Ahlâk Alanında Yazmış Olduğu Eserler
1- Necâtü’l-Gâfilîn: Kötü ahlâkın ve günahlara düşme sebeplerinin zikredildiği, âyet-i kerîme ve hadîs-i şerîfler ışığında yapılan değerlendirmelerin neticesinde bunlardan kurtuluş yollarını gösteren bir eserdir.
2- Devâü’l-Müslimîn: Necâtü’l-Gâfilîn adlı eserin özeti mahiyetinde bir eserdir. Muhtevâda, günahlardan ve kötü ahlâktan kurtuluş yolları hülâsa edilmiştir.
3- Netâicü’l-İhlâs: Dua âdâbı ve kabul şartlarını kapsayan bir eserdir.
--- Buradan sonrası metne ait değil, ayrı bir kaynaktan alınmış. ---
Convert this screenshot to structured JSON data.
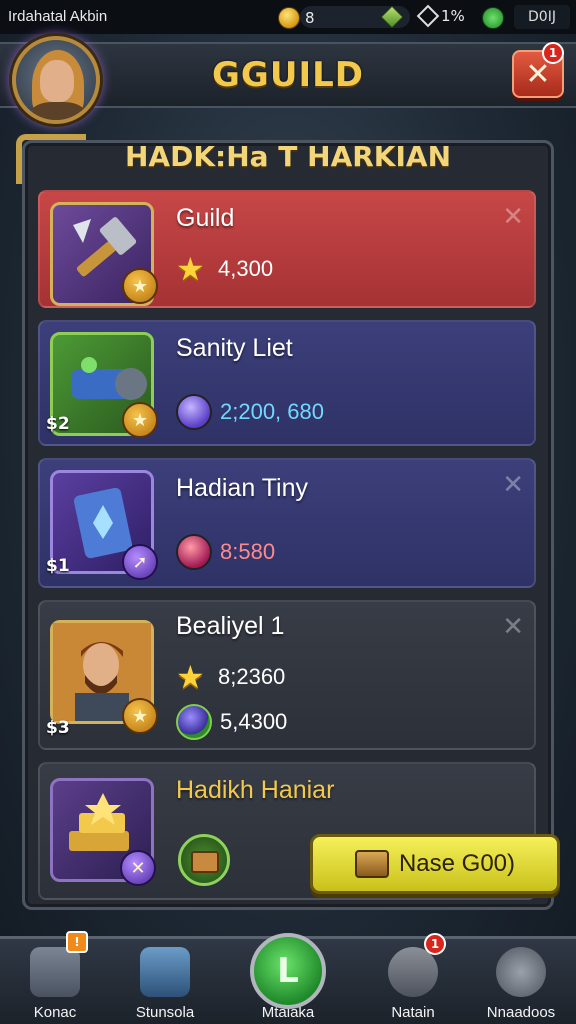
{
  "status_bar": {
    "title": "Irdahatal Akbin",
    "coins": "8",
    "percent": "1%",
    "box": "D0IJ"
  },
  "header": {
    "title": "GGUILD",
    "close_icon": "close-icon",
    "notification_count": "1"
  },
  "section": {
    "title": "HADK:Ha T HARKIAN"
  },
  "cards": [
    {
      "name": "Guild",
      "stat1": "4,300",
      "icon": "hammer-icon",
      "price": ""
    },
    {
      "name": "Sanity Liet",
      "stat1": "2;200, 680",
      "icon": "cannon-icon",
      "price": "$2"
    },
    {
      "name": "Hadian Tiny",
      "stat1": "8:580",
      "icon": "shield-scroll-icon",
      "price": "$1"
    },
    {
      "name": "Bealiyel 1",
      "stat1": "8;2360",
      "stat2": "5,4300",
      "icon": "hero-portrait-icon",
      "price": "$3"
    },
    {
      "name": "Hadikh Haniar",
      "button_label": "Nase G00)",
      "icon": "gold-bars-icon"
    }
  ],
  "bottom_nav": [
    {
      "label": "Konac",
      "badge": "!"
    },
    {
      "label": "Stunsola",
      "badge": ""
    },
    {
      "label": "Mtaiaka",
      "badge": ""
    },
    {
      "label": "Natain",
      "badge": "1"
    },
    {
      "label": "Nnaadoos",
      "badge": ""
    }
  ],
  "colors": {
    "gold": "#f2c94c",
    "red_card": "#c74747",
    "blue_card": "#3c3f7a",
    "button_yellow": "#f6f05a"
  }
}
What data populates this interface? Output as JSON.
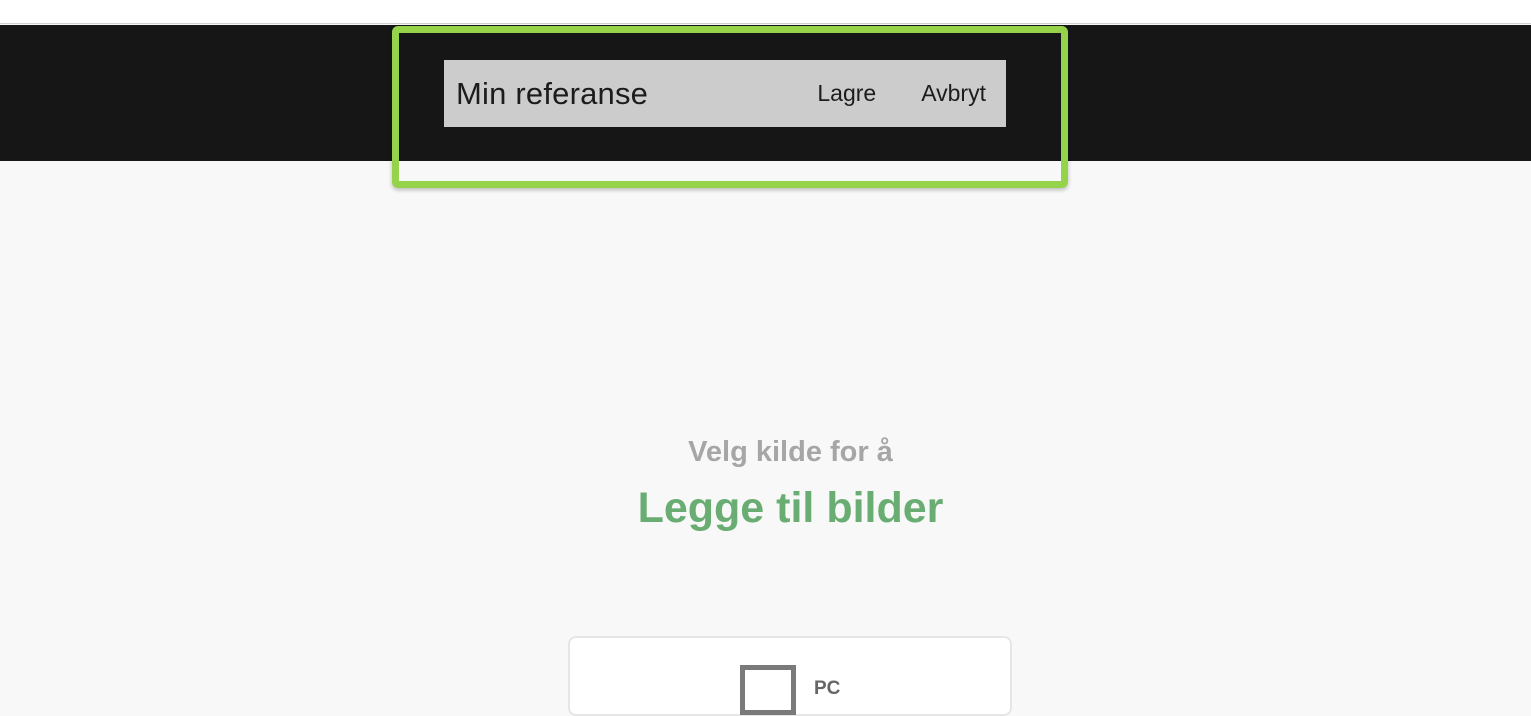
{
  "header": {
    "title": "Min referanse",
    "save_label": "Lagre",
    "cancel_label": "Avbryt"
  },
  "main": {
    "subheading": "Velg kilde for å",
    "heading": "Legge til bilder",
    "sources": [
      {
        "label": "PC",
        "icon": "monitor-icon"
      }
    ]
  },
  "colors": {
    "header_bg": "#161616",
    "titlebar_bg": "#cccccc",
    "highlight": "#95d34b",
    "heading": "#6aad73",
    "subheading": "#a6a6a6",
    "page_bg": "#f8f8f8"
  }
}
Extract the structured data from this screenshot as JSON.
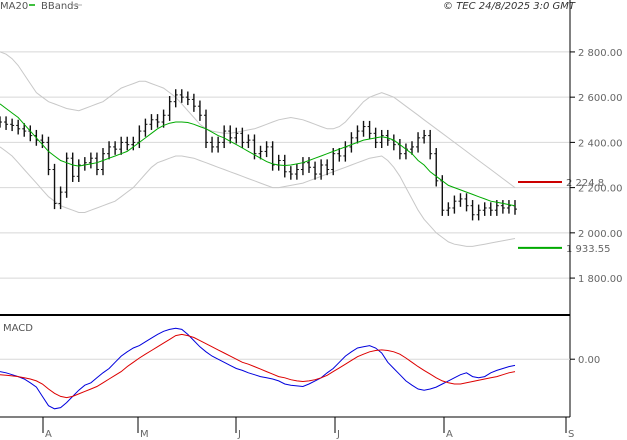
{
  "header": {
    "legend_ma": "MA20",
    "legend_bb": "BBands",
    "copyright": "© TEC 24/8/2025 3:0 GMT"
  },
  "colors": {
    "candle": "#111111",
    "ma20": "#00aa00",
    "bbands": "#c8c8c8",
    "macd": "#0000dd",
    "signal": "#dd0000",
    "marker_high": "#cc0000",
    "marker_low": "#00aa00",
    "grid": "#d8d8d8"
  },
  "chart_data": [
    {
      "type": "candlestick",
      "title": "",
      "ylim": [
        1650,
        2950
      ],
      "y_ticks": [
        {
          "value": 2800,
          "label": "2 800.00"
        },
        {
          "value": 2600,
          "label": "2 600.00"
        },
        {
          "value": 2400,
          "label": "2 400.00"
        },
        {
          "value": 2200,
          "label": "2 200.00"
        },
        {
          "value": 2000,
          "label": "2 000.00"
        },
        {
          "value": 1800,
          "label": "1 800.00"
        }
      ],
      "x_months": [
        "A",
        "M",
        "J",
        "J",
        "A",
        "S"
      ],
      "grid": true,
      "series": {
        "close": [
          2490,
          2480,
          2475,
          2460,
          2450,
          2430,
          2410,
          2400,
          2280,
          2130,
          2180,
          2330,
          2250,
          2300,
          2310,
          2330,
          2280,
          2350,
          2380,
          2370,
          2400,
          2390,
          2400,
          2450,
          2480,
          2500,
          2490,
          2520,
          2580,
          2610,
          2600,
          2590,
          2560,
          2520,
          2400,
          2380,
          2400,
          2450,
          2420,
          2440,
          2400,
          2410,
          2350,
          2360,
          2380,
          2300,
          2320,
          2270,
          2260,
          2280,
          2310,
          2290,
          2260,
          2300,
          2280,
          2350,
          2340,
          2380,
          2420,
          2450,
          2470,
          2440,
          2400,
          2430,
          2410,
          2390,
          2350,
          2370,
          2380,
          2420,
          2430,
          2350,
          2230,
          2100,
          2110,
          2140,
          2150,
          2120,
          2080,
          2100,
          2110,
          2100,
          2120,
          2110,
          2120,
          2105
        ],
        "ma20": [
          2570,
          2550,
          2530,
          2510,
          2480,
          2450,
          2420,
          2390,
          2360,
          2340,
          2320,
          2310,
          2300,
          2295,
          2300,
          2305,
          2310,
          2320,
          2330,
          2340,
          2350,
          2360,
          2380,
          2400,
          2420,
          2440,
          2460,
          2475,
          2485,
          2490,
          2490,
          2488,
          2480,
          2470,
          2460,
          2445,
          2430,
          2420,
          2405,
          2390,
          2375,
          2360,
          2345,
          2330,
          2315,
          2305,
          2300,
          2298,
          2300,
          2305,
          2310,
          2320,
          2330,
          2340,
          2350,
          2360,
          2370,
          2380,
          2390,
          2400,
          2410,
          2415,
          2420,
          2425,
          2420,
          2410,
          2390,
          2370,
          2350,
          2320,
          2300,
          2270,
          2250,
          2230,
          2210,
          2200,
          2190,
          2180,
          2170,
          2160,
          2150,
          2140,
          2135,
          2130,
          2125,
          2120
        ],
        "bb_upper": [
          2800,
          2790,
          2770,
          2740,
          2700,
          2660,
          2620,
          2600,
          2580,
          2570,
          2560,
          2550,
          2545,
          2540,
          2550,
          2560,
          2570,
          2580,
          2600,
          2620,
          2640,
          2650,
          2660,
          2670,
          2670,
          2660,
          2650,
          2640,
          2620,
          2600,
          2570,
          2540,
          2510,
          2480,
          2460,
          2450,
          2445,
          2440,
          2440,
          2445,
          2450,
          2455,
          2460,
          2470,
          2480,
          2490,
          2500,
          2505,
          2510,
          2505,
          2500,
          2490,
          2480,
          2470,
          2460,
          2460,
          2470,
          2490,
          2520,
          2550,
          2580,
          2600,
          2610,
          2620,
          2610,
          2600,
          2580,
          2560,
          2540,
          2520,
          2500,
          2480,
          2460,
          2440,
          2420,
          2400,
          2380,
          2360,
          2340,
          2320,
          2300,
          2280,
          2260,
          2240,
          2220,
          2200
        ],
        "bb_lower": [
          2380,
          2360,
          2340,
          2310,
          2280,
          2250,
          2220,
          2190,
          2160,
          2140,
          2120,
          2110,
          2100,
          2090,
          2090,
          2100,
          2110,
          2120,
          2130,
          2140,
          2160,
          2180,
          2200,
          2230,
          2260,
          2290,
          2310,
          2320,
          2330,
          2340,
          2340,
          2335,
          2330,
          2320,
          2310,
          2300,
          2290,
          2280,
          2270,
          2260,
          2250,
          2240,
          2230,
          2220,
          2210,
          2200,
          2200,
          2205,
          2210,
          2215,
          2220,
          2230,
          2240,
          2250,
          2260,
          2270,
          2280,
          2290,
          2300,
          2310,
          2320,
          2330,
          2335,
          2340,
          2320,
          2290,
          2250,
          2200,
          2150,
          2100,
          2060,
          2030,
          2000,
          1980,
          1960,
          1950,
          1945,
          1940,
          1940,
          1945,
          1950,
          1955,
          1960,
          1965,
          1970,
          1975
        ]
      },
      "markers": [
        {
          "value": 2224.8,
          "label": "2 224.8",
          "color": "#cc0000"
        },
        {
          "value": 1933.55,
          "label": "1 933.55",
          "color": "#00aa00"
        }
      ]
    },
    {
      "type": "line",
      "title": "MACD",
      "ylim": [
        -90,
        60
      ],
      "y_ticks": [
        {
          "value": 0,
          "label": "0.00"
        }
      ],
      "series": [
        {
          "name": "MACD",
          "values": [
            -20,
            -22,
            -25,
            -28,
            -32,
            -38,
            -45,
            -60,
            -75,
            -80,
            -78,
            -70,
            -60,
            -50,
            -42,
            -38,
            -30,
            -22,
            -15,
            -5,
            5,
            12,
            18,
            22,
            28,
            34,
            40,
            45,
            48,
            50,
            48,
            40,
            30,
            20,
            12,
            5,
            0,
            -5,
            -10,
            -15,
            -18,
            -22,
            -25,
            -28,
            -30,
            -32,
            -35,
            -40,
            -42,
            -43,
            -44,
            -40,
            -35,
            -30,
            -22,
            -15,
            -5,
            5,
            12,
            18,
            20,
            22,
            18,
            10,
            -5,
            -15,
            -25,
            -35,
            -42,
            -48,
            -50,
            -48,
            -45,
            -40,
            -35,
            -30,
            -25,
            -22,
            -28,
            -30,
            -28,
            -22,
            -18,
            -15,
            -12,
            -10
          ],
          "color": "#0000dd"
        },
        {
          "name": "Signal",
          "values": [
            -25,
            -26,
            -27,
            -28,
            -30,
            -32,
            -35,
            -40,
            -48,
            -55,
            -60,
            -62,
            -60,
            -56,
            -52,
            -48,
            -44,
            -38,
            -32,
            -26,
            -20,
            -12,
            -5,
            2,
            8,
            14,
            20,
            26,
            32,
            38,
            40,
            38,
            35,
            30,
            25,
            20,
            15,
            10,
            5,
            0,
            -5,
            -8,
            -12,
            -16,
            -20,
            -24,
            -28,
            -30,
            -33,
            -35,
            -36,
            -35,
            -33,
            -30,
            -26,
            -20,
            -14,
            -8,
            -2,
            4,
            8,
            12,
            14,
            15,
            14,
            12,
            8,
            2,
            -5,
            -12,
            -18,
            -24,
            -30,
            -35,
            -38,
            -40,
            -40,
            -38,
            -36,
            -34,
            -32,
            -30,
            -28,
            -25,
            -22,
            -20
          ],
          "color": "#dd0000"
        }
      ]
    }
  ]
}
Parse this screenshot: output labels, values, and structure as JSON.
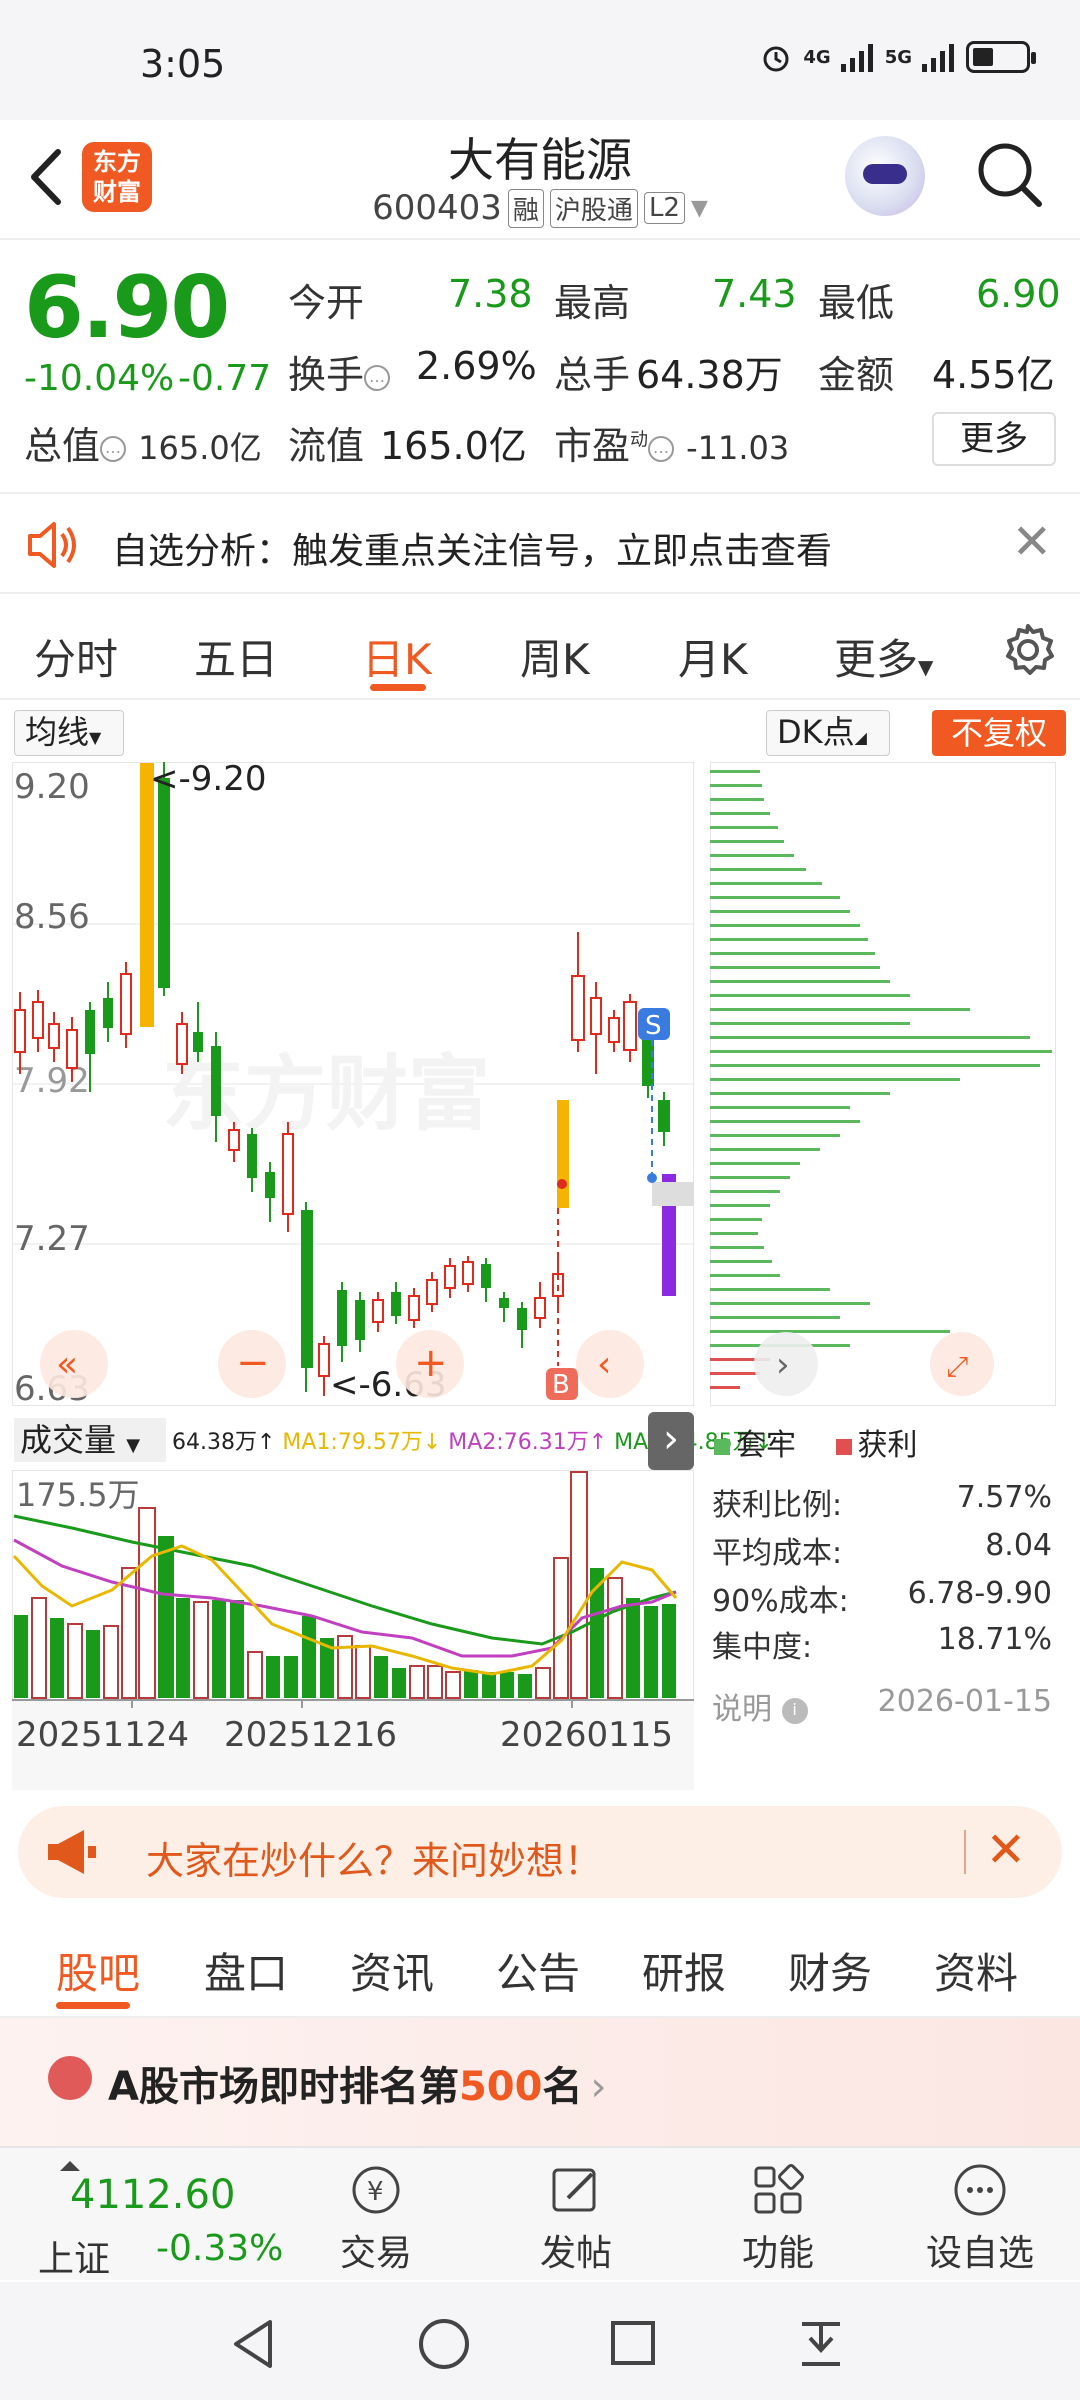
{
  "status_bar": {
    "time": "3:05",
    "signal1": "4G",
    "signal2": "5G"
  },
  "header": {
    "back_icon": "back-arrow-icon",
    "logo_text": "东方财富",
    "stock_name": "大有能源",
    "stock_code": "600403",
    "tags": [
      "融",
      "沪股通",
      "L2"
    ]
  },
  "quote": {
    "price": "6.90",
    "pct_change": "-10.04%",
    "change": "-0.77",
    "open_label": "今开",
    "open": "7.38",
    "high_label": "最高",
    "high": "7.43",
    "low_label": "最低",
    "low": "6.90",
    "turnover_label": "换手",
    "turnover": "2.69%",
    "volume_label": "总手",
    "volume": "64.38万",
    "amount_label": "金额",
    "amount": "4.55亿",
    "mktcap_label": "总值",
    "mktcap": "165.0亿",
    "float_label": "流值",
    "float": "165.0亿",
    "pe_label": "市盈",
    "pe_sup": "动",
    "pe": "-11.03",
    "more": "更多"
  },
  "alert": {
    "text": "自选分析：触发重点关注信号，立即点击查看"
  },
  "chart_tabs": {
    "items": [
      "分时",
      "五日",
      "日K",
      "周K",
      "月K",
      "更多"
    ],
    "active": "日K"
  },
  "chart_toolbar": {
    "ma": "均线",
    "dk": "DK点",
    "fq": "不复权"
  },
  "kline": {
    "y_labels": [
      "9.20",
      "8.56",
      "7.92",
      "7.27",
      "6.63"
    ],
    "max_label": "<-9.20",
    "min_label": "<-6.63",
    "signal_s": "S",
    "signal_b": "B",
    "watermark": "东方财富"
  },
  "volume": {
    "select": "成交量",
    "vol_text": "64.38万↑",
    "ma1": "MA1:79.57万↓",
    "ma2": "MA2:76.31万↑",
    "ma3": "MA3:54.85万↓",
    "y_label": "175.5万",
    "x_labels": [
      "20251124",
      "20251216",
      "20260115"
    ]
  },
  "chips": {
    "legend_trapped": "套牢",
    "legend_profit": "获利",
    "profit_ratio_label": "获利比例:",
    "profit_ratio": "7.57%",
    "avg_cost_label": "平均成本:",
    "avg_cost": "8.04",
    "cost90_label": "90%成本:",
    "cost90": "6.78-9.90",
    "concentration_label": "集中度:",
    "concentration": "18.71%",
    "explain": "说明",
    "date": "2026-01-15"
  },
  "ad": {
    "text": "大家在炒什么？来问妙想！"
  },
  "sub_tabs": {
    "items": [
      "股吧",
      "盘口",
      "资讯",
      "公告",
      "研报",
      "财务",
      "资料"
    ],
    "active": "股吧"
  },
  "rank": {
    "prefix": "A股市场即时排名第",
    "num": "500",
    "suffix": "名"
  },
  "bottom_nav": {
    "index_value": "4112.60",
    "index_name": "上证",
    "index_change": "-0.33%",
    "items": [
      "交易",
      "发帖",
      "功能",
      "设自选"
    ]
  },
  "colors": {
    "accent": "#f05a22",
    "down": "#1a9a1a",
    "up": "#e02a1d"
  }
}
Müstakil olarak kaleme alınmış olmayıp Hadîs-i Erbaîn ve Devâü’l-Müslimîn kitaplarının içeriğinde yer verilmiştir.
Tasavvuf Alanında Yazmış Olduğu Eserler
1- Câmiu’l-Usûl: Tasavvufî ıstılahları ve tarîkatların usûl, erkân ve âdâbını ihtivâ eden, kaynak olma niteliğini hâiz mühim bir eserdir.
2- Rûhu’l-Ârifîn: Gümüşhanevî Hazretlerinin, muhabbet mefhumunu esasa alarak yazmış olduğu eser, tasavvufî makam ve hâlleri, sâlikin erişeceği menzilleri muhabbet cihetinden ele alarak anlatan bir eserdir. Kitabın tam adı Rûhu’l-Ârifîn ve Reşâdü’t-Tâlibîn’dir.
3- Mecmûatü’l-Ahzâb: Tasavvuf yolcularının seyr-i sülûk esnasında başvurmaları tavsiye edilen virdleri muhtevî kıymetli bir eserdir.
4- Kitabü’l-Ârifîn fî Esrâri Esmâi’l-Erbaîn: Ahmed Ziyâeddîn Gümüşhânevî Hazretleri bu eserinde önemli duâ ve terkibleri kaydederek mürîdânı başta olmak üzere ilgili kimselerin istifadesine sunmuştur.